The link between illegal immigration and counterfeit documents, as well as related white collar crime like identity theft, has been well documented. Early in 2002, spurred by the terrorist attacks in New York, the widely-respected Government Accountability Office looked into the prevalence of counterfeit documents at the borders, and, according to their report, found plenty:

At ports of entry, INS inspectors have intercepted tens of thousands of fraudulent documents... [including] border crossing cards, alien registration cards, nonimmigrant visas, and passports and citizenship documents (both U.S. and foreign).

In addition, the report went on, INS officials found "large-scale counterfeiting has made fraudulent employment eligibility documents (e.g., Social Security cards) widely available.

More recent statistics bear this out as well. The three states bordering Mexico – Arizona, California and Texas – rank respectively numbers two, three and five in identity theft cases reported last year. The FTC's Consumer Sentinel Network, a clearinghouse of consumer complaints collected by government and private business organizations, found Arizona and California virtually tied with 102 complaints apiece per 100,000 population. In Arizona a full 29% of the complaints were related to employment.

Of course many employers only too happily hire on and cynically exploit illegal alien workers. The Pew Hispanic Center estimates 83 million unauthorized workers in the United States – some 5.4% of the labor force – a number that has not significantly changed in the last several years. Concentrated heavily in the Border States and their neighbors, they are primarily engaged in the farming, groundskeeping, construction and food preparation industries.

The government is taking all these trends very seriously. The Obama administration has presided over a record number of deportations the past three years – over 396,000 in fiscal year 2011 alone. At the same time, inside the U.S. borders the focus of the administration's anti-illegal immigrant efforts has been on employers. In a break with the previous administration's policies, the Obama-led employer raids released the undocumented workers, while charging their employers with crimes. A series of workplace investigations of immigrant hiring – some 2,700 in all – led to fines totaling $43 million last year, also a new record. 

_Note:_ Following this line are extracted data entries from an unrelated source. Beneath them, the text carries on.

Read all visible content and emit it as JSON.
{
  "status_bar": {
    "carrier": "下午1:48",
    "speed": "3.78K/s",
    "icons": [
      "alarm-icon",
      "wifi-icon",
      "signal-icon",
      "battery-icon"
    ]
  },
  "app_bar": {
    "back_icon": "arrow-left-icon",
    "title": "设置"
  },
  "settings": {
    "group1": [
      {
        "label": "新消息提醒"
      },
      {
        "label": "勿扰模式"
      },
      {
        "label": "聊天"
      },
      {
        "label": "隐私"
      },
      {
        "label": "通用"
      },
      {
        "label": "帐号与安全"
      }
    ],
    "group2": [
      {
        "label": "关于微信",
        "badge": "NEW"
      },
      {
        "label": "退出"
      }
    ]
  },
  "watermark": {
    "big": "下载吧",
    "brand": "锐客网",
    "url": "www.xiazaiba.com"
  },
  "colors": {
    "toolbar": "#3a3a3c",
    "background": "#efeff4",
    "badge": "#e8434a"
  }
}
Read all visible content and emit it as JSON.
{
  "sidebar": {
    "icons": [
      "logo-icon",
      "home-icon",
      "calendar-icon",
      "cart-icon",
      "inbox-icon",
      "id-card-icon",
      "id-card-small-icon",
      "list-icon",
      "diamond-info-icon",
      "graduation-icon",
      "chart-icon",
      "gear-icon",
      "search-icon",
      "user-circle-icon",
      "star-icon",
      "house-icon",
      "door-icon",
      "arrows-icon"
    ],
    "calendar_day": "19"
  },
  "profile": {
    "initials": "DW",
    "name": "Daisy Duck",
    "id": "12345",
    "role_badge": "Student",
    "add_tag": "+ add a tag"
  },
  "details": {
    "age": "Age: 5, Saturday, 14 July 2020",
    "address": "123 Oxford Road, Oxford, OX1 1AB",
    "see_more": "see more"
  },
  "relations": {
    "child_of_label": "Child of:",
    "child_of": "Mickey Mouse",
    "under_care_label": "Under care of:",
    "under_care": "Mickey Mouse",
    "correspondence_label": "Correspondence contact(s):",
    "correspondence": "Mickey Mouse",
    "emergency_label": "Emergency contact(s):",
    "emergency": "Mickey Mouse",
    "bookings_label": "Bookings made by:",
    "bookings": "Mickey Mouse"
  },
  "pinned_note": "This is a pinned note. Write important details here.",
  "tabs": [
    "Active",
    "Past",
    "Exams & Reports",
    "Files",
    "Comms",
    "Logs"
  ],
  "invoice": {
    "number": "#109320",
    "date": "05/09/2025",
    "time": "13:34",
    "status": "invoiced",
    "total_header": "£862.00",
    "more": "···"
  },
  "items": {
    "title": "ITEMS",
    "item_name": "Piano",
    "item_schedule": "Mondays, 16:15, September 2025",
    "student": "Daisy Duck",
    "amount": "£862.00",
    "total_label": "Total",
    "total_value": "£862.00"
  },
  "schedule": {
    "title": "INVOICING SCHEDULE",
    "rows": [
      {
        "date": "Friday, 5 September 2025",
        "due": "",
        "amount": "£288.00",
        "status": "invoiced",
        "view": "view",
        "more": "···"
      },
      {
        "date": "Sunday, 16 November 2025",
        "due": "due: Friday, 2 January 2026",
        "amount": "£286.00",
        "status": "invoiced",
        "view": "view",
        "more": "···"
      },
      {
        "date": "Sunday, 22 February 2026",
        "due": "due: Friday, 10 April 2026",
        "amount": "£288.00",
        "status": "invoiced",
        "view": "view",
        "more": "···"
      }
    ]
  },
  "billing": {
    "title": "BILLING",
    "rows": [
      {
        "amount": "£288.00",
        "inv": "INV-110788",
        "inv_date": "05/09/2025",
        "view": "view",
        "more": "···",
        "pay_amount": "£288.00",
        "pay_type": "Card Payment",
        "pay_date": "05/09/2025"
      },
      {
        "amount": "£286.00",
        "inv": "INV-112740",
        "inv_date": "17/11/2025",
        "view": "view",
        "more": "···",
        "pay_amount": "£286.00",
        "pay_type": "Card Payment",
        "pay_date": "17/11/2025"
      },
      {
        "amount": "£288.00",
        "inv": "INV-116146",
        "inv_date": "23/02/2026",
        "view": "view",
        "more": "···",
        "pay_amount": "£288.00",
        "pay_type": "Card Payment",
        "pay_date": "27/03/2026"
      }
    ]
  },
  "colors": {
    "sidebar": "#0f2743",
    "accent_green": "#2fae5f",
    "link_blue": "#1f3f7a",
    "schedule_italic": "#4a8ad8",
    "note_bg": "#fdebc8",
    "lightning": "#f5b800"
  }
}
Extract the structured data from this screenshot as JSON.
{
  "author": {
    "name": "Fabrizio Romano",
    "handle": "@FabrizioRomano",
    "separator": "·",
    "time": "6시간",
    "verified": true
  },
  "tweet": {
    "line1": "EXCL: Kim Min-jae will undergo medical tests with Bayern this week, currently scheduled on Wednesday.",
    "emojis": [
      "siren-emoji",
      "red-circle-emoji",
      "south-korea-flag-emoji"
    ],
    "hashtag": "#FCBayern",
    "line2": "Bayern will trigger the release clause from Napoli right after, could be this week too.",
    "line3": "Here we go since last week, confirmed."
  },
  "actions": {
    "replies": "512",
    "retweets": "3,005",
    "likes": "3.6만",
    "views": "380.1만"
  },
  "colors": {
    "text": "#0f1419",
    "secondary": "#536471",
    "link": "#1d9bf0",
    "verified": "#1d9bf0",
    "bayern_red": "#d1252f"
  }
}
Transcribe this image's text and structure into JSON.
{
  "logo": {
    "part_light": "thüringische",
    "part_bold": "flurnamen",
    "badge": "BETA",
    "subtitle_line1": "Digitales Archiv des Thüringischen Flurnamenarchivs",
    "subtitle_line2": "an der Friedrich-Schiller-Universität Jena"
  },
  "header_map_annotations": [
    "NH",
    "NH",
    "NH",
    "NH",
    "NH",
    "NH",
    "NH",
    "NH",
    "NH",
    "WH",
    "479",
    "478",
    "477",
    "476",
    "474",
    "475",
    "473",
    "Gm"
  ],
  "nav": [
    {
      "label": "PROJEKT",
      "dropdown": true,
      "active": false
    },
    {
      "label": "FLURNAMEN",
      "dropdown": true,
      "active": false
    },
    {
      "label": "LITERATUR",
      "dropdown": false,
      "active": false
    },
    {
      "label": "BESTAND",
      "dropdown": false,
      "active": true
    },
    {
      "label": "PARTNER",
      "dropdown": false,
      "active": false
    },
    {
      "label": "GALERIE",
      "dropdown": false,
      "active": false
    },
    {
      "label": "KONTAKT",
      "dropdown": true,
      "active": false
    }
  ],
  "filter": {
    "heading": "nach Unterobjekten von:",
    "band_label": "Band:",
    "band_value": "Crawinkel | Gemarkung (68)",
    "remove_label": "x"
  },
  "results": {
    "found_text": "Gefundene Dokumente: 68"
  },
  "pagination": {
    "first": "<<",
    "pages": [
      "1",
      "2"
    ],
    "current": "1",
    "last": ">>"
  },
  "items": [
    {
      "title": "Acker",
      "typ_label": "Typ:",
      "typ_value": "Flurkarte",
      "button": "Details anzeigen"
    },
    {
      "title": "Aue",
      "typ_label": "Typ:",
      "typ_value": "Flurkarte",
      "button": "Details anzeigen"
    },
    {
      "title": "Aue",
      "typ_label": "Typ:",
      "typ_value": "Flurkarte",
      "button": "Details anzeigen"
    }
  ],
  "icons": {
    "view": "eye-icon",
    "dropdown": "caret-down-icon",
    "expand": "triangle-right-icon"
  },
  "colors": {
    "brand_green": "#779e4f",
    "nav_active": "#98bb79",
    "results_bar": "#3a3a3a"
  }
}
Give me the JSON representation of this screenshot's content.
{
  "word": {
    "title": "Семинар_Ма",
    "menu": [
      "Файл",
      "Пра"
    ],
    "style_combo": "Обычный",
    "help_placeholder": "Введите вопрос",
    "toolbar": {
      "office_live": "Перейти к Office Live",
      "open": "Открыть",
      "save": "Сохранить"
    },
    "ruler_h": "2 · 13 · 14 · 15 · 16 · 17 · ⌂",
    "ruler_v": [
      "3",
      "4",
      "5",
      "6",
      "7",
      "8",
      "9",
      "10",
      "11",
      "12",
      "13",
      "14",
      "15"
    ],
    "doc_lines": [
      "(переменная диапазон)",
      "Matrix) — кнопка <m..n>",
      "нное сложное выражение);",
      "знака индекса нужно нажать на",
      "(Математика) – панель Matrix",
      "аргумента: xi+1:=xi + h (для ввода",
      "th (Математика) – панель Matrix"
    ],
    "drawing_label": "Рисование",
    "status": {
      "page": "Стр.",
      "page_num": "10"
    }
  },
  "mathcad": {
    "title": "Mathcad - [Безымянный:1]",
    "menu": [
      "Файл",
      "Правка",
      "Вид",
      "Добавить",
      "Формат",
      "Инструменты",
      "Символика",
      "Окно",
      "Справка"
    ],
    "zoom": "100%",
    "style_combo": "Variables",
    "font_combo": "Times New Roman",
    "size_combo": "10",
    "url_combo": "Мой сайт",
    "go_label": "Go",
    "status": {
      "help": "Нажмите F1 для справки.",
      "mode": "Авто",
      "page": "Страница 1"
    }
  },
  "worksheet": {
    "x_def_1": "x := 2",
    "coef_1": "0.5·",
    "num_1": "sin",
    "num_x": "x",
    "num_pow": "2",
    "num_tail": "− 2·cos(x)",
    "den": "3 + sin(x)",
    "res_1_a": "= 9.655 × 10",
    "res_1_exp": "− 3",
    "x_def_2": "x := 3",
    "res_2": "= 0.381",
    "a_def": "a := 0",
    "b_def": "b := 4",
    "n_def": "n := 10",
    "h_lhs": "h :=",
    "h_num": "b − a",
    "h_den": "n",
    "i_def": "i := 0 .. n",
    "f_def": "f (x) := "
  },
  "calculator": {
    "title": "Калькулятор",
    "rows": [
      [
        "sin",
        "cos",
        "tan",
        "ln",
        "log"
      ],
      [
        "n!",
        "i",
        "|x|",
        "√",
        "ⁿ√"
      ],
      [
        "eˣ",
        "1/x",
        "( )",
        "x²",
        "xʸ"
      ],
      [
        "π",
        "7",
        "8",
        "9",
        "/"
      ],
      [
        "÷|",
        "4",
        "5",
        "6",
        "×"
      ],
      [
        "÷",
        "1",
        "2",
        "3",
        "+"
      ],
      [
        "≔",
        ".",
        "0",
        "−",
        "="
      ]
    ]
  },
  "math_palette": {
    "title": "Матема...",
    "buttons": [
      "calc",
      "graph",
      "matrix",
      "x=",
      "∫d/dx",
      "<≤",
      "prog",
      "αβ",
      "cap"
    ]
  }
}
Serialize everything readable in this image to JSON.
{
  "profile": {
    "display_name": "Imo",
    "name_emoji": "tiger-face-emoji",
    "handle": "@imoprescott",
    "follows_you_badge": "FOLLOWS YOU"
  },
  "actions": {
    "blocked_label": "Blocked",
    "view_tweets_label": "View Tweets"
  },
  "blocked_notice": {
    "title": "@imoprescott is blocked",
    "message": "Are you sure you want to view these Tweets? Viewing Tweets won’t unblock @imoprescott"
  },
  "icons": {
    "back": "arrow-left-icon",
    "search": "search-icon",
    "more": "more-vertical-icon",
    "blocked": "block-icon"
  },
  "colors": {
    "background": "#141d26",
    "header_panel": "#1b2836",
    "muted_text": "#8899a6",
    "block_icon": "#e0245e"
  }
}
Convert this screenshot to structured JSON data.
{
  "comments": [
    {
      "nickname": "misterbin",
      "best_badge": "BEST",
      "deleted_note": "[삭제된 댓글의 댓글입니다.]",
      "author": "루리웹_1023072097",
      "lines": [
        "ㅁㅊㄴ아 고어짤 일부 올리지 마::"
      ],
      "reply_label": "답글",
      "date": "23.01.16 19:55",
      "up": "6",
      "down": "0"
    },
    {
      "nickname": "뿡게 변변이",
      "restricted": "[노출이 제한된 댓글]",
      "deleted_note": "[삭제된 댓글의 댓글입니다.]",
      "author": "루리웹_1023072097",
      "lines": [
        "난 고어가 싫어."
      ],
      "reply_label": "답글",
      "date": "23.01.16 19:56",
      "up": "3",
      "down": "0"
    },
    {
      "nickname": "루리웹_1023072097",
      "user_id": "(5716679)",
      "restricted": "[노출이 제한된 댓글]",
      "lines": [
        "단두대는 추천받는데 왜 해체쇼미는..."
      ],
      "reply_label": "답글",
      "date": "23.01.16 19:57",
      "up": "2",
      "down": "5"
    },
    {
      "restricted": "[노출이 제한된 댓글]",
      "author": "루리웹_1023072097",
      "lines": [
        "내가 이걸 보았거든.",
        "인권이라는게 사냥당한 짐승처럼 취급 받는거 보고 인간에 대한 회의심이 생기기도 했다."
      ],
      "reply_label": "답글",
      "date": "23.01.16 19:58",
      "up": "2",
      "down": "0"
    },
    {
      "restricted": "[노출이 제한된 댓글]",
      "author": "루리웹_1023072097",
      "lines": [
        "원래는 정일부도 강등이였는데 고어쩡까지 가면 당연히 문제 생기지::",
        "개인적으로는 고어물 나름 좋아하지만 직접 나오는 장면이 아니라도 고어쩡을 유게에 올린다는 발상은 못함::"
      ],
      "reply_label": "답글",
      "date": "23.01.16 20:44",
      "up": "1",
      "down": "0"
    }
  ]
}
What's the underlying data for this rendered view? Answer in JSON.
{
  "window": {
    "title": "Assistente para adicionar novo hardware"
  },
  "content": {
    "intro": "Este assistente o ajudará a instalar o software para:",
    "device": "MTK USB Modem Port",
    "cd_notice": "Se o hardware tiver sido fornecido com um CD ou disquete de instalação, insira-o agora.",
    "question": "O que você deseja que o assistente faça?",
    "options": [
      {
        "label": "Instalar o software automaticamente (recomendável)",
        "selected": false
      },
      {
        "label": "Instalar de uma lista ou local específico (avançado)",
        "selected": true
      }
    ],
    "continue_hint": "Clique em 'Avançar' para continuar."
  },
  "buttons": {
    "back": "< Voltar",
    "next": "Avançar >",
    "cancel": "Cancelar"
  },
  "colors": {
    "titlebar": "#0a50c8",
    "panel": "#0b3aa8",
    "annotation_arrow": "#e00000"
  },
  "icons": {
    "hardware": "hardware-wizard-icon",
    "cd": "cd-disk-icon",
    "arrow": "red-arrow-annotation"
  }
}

If you are a business owner, you are caught in a double bind. The government is cracking down on employers who hire illegal immigrant workers, even as more of those workers are presenting counterfeit documents proving their eligibility to work. The solution to this problem must involve better document verification. A reliable method of ensuring the authenticity of IDs, passports, permanent resident cards (more commonly known as “green cards”) and other documents is the sine qua non of regulatory compliance, as well as keeping sensitive places, such as airplane cockpits, safe and secure.